The Wall Street Journal reports on online data harvesting in ‘Scrapers’ Dig Deep for Data on the Web.
The crux of the story is something many of my generation already knew: anything you put online is public information. Companies are systematically trawling the web for data, and they are putting all the scattered bits and pieces back together. They can put your professional Linked-In account together with your personal Facebook account, along with your rants on youtube and the cell phone number on the resume you posted to Monster.com, and maybe even whatever your friend Crazy Betty tweeted about you after her bachelorette party. Yikes.
These companies “harvest online conversations and collect personal details from social-networking sites, résumé sites and online forums where people might discuss their lives.”

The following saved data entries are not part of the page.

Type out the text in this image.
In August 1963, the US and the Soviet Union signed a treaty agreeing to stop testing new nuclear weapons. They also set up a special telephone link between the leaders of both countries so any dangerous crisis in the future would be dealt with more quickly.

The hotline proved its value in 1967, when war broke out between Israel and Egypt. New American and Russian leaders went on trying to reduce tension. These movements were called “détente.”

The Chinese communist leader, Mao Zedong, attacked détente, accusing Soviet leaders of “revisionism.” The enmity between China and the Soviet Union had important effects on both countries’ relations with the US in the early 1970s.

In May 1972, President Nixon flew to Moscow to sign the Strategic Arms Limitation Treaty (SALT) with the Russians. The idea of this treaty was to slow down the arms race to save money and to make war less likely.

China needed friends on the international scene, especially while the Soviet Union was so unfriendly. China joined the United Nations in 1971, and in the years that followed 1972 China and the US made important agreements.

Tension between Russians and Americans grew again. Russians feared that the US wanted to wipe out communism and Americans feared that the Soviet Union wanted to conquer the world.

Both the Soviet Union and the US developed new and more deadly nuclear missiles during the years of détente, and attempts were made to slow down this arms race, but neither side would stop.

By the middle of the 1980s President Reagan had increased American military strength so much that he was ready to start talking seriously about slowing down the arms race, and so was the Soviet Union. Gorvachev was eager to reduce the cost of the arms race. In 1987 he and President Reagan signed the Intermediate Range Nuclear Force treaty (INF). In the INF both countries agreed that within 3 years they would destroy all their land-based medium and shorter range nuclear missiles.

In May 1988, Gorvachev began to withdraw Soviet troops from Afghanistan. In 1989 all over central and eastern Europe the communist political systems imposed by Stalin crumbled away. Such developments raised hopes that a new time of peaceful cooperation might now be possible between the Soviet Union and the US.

“Some companies collect personal information for detailed background reports on individuals, such as email addresses, cell numbers, photographs and posts on social-network sites.”
“Others offer what are known as listening services, which monitor in real time hundreds or thousands of news sources, blogs and websites to see what people are saying about specific products or topics.”
“Many scrapers and data brokers argue that if information is available online, it is fair game, no matter how personal.”
“New York-based PeekYou LLC has applied for a patent for a method that, among other things, matches people’s real names to the pseudonyms they use on blogs, Twitter and other social networks. PeekYou’s people-search website offers records of about 250 million people, primarily in the U.S. and Canada.”
Thanks to Flowing Data for the pointer. I can’t summarize any better than they did:
“My rule of thumb: if I put anything on the Web, I’m assuming it’s public.”
P.S. To my present and future employers: I know you’re listening, and I approve this message.